Milk vitamin D in relation to the 'adequate intake' for 0-6-month-old infants: a study in lactating women with different cultural backgrounds, living at different latitudes.

Breast-fed infants are susceptible to vitamin D deficiency rickets. The current vitamin D 'adequate intake' (AI) for 0-6-month-old infants is 10 µg/d, corresponding with a human milk antirachitic activity (ARA) of 513 IU/l. We were particularly interested to see whether milk ARA of mothers with lifetime abundant sunlight exposure reaches the AI. We measured milk ARA of lactating mothers with different cultural backgrounds, living at different latitudes. Mature milk was derived from 181 lactating women in the Netherlands, Curaçao, Vietnam, Malaysia and Tanzania. Milk ARA and plasma 25-hydroxyvitamin D (25(OH)D) were analysed by liquid-chromatography-MS/MS; milk fatty acids were analysed by GC-flame ionisation detector (FID). None of the mothers reached the milk vitamin D AI. Milk ARA (n; median; range) were as follows: Netherlands (n 9; 46 IU/l; 3-51), Curaçao (n 10; 31 IU/l; 5-113), Vietnam: Halong Bay (n 20; 58 IU/l; 23-110), Phu Tho (n 22; 28 IU/l; 1-62), Tien Giang (n 20; 63 IU/l; 26-247), Ho-Chi-Minh-City (n 18; 49 IU/l; 24-116), Hanoi (n 21; 37 IU/l; 11-118), Malaysia-Kuala Lumpur (n 20; 14 IU/l; 1-46) and Tanzania-Ukerewe (n 21; 77 IU/l; 12-232) and Maasai (n 20; 88 IU/l; 43-189). We collected blood samples of these lactating women in Curaçao, Vietnam and from Tanzania-Ukerewe, and found that 33·3 % had plasma 25(OH)D levels between 80 and 249·9 nmol/l, 47·3 % between 50 and 79·9 nmol/l and 19·4 % between 25 and 49·9 nmol/l.
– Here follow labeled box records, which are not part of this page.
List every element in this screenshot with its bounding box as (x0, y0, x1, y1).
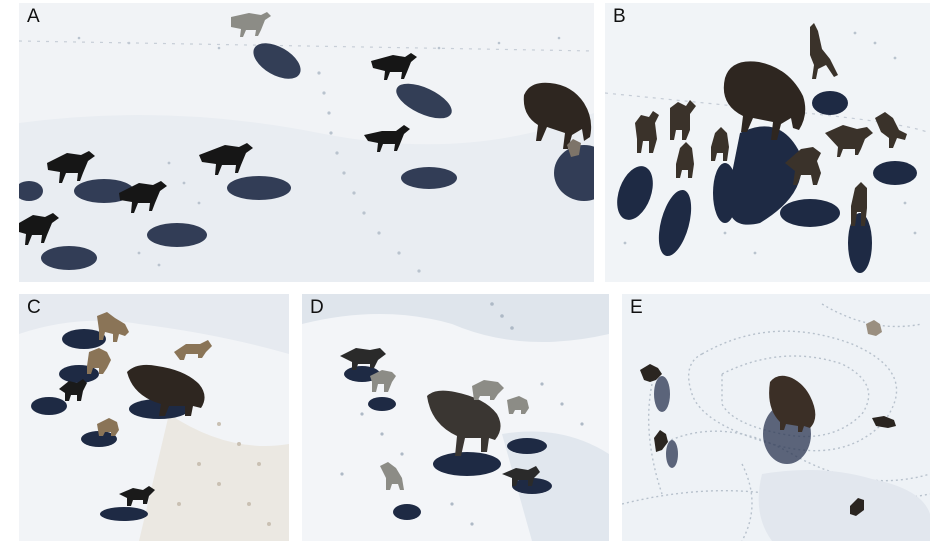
panel-label: E (630, 297, 643, 318)
photo-panel-c: C (19, 294, 289, 541)
panel-label: B (613, 6, 626, 27)
photo-panel-e: E (622, 294, 930, 541)
wolves-surrounding-bison-photo (605, 3, 930, 282)
bison-with-trampled-snow-photo (622, 294, 930, 541)
photo-panel-d: D (302, 294, 609, 541)
panel-label: D (310, 297, 324, 318)
wolves-traveling-photo (19, 3, 594, 282)
panel-label: C (27, 297, 41, 318)
wolves-attacking-bison-photo (302, 294, 609, 541)
photo-panel-a: A (19, 3, 594, 282)
wolves-around-bison-photo (19, 294, 289, 541)
panel-label: A (27, 6, 40, 27)
photo-panel-b: B (605, 3, 930, 282)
Milk ARA correlated positively with maternal plasma 25(OH)D (range 27-132 nmol/l, r 0·40) and milk EPA+DHA (0·1-3·1 g%, r 0·20), and negatively with latitude (2°S-53°N, r -0·21). Milk ARA of mothers with lifetime abundant sunlight exposure is not even close to the vitamin D AI for 0-6-month-old infants. Our data may point at the importance of adequate fetal vitamin D stores.